Pite and Young returned to Seattle’s Paramount Theatre in 2023 with a unique adaptation of Nikolai Gogol’s 1836 play about mistaken identity, The Inspector General, (Ревизор/Revizor in Russian). As I said, Seattle area dance and movement lovers have been fortunate to see so much of Pite’s work. We long for the next creation.

There’s nothing on tap at PNB next season, or at an STG theater, that I know of. And given that neither Pite nor her dancers are American citizens, the whole visa process is both time consuming, costly and uncertain. I’ve been working on a story about international artists attempting to perform in the U.S. and, under our current America First administration, the status of global cultural exchange is as clear as mud.

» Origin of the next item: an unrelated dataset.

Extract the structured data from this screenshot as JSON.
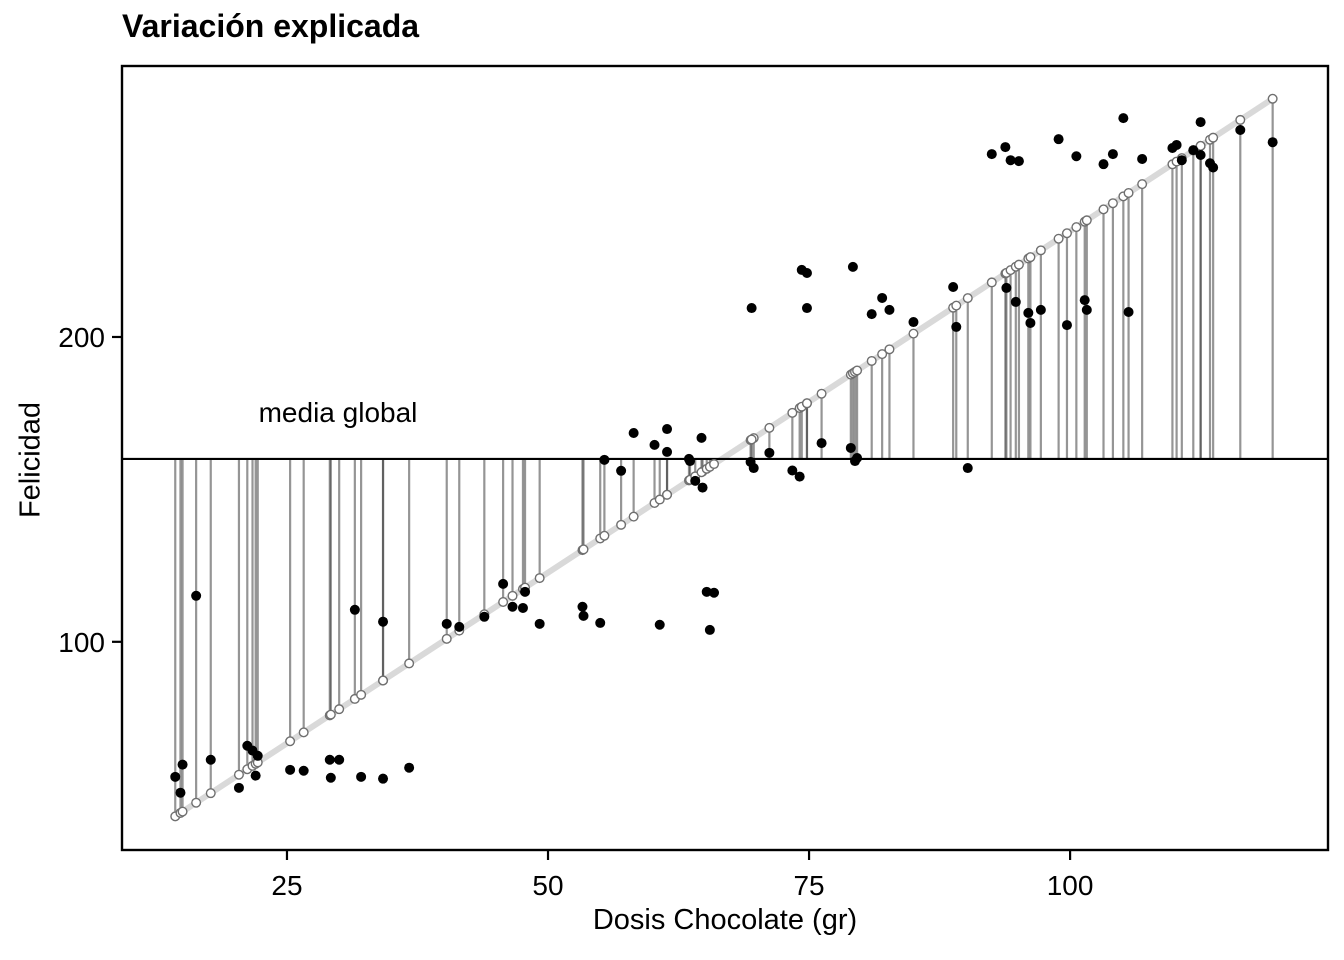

If you don’t have the names Crystal Pite and Kidd Pivot etched in your psyche, write them on a pad in permanent marker or tape them on the wall, whatever will help you memorize them. Perhaps Kidd Pivot will perform soon in Vancouver, B.C. and we can all take a road trip. Until then, check out the Paris Opera Ballet video, and follow these amazing artists down the computerized rabbit hole.